Advanced exoskeletons

Paralysis, muscle weakness, and lack of coordination are common consequences of combat-related injuries to the central nervous or musculoskeletal systems, according to researchers at the Advanced Platform Technology (APT) Center in Cleveland, a Department of Veterans Affairs Center of Excellence for Rehabilitation Research and Development. To address these issues, APT researchers are designing and testing bracing systems that lock and unlock in coordination with voluntary or stimulated muscle contractions.

The goal is to restore or assist independent walking and upright mobility. A first generation gait-assist system combines electrical stimulation to the paralyzed lower extremity muscles with a controllable hydraulic exoskeleton. It’s intended to help individuals with spinal-cord injuries stand, walk, and climb stairs.

The system consists of computer-controlled hydraulic knee and hip mechanisms that let the lower extremity joints move during walking, yet be fixed during weight bearing so the muscles can rest. The goal is to improve the stability and posture of individuals with paraplegia as compared to walking with electrical stimulation alone, and also reduce user effort and increase walking speed when compared to standard reciprocal braces.
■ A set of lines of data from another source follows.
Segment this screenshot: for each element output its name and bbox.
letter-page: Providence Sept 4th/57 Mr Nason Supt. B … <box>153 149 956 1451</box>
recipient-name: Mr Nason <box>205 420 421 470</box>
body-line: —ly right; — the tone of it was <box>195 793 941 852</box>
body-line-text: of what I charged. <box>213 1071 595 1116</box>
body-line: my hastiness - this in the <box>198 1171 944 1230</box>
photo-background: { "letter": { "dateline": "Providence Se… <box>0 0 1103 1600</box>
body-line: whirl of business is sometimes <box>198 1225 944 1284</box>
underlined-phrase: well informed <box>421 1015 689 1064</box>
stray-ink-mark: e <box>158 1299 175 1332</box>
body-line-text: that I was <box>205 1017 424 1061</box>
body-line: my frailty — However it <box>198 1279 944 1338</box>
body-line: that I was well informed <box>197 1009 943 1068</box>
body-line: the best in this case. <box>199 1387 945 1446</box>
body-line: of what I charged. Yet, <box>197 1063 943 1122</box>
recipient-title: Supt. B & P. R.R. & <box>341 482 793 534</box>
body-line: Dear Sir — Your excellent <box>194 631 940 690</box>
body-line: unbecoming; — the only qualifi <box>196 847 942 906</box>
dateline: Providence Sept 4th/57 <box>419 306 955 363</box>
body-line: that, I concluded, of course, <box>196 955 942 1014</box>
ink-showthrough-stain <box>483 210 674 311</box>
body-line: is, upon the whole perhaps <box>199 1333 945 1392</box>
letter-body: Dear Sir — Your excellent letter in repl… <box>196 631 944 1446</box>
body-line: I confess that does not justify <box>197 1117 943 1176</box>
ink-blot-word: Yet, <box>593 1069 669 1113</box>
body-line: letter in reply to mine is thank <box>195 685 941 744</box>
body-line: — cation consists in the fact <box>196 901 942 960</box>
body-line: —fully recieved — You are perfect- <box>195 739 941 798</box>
The project’s next step is to make the exoskeleton self-contained and suitable for independent use and clinical testing outside the laboratory. Researchers are working to reduce overall size and weight, as well as refine the controls to coordinate hip and knee motion and damping under load. The goal is to improve foot-floor and step clearance during walking and stair climbing, and provide smoother and more natural gait and stair descent. If successful, the design may give users better mobility, particularly on uneven terrain.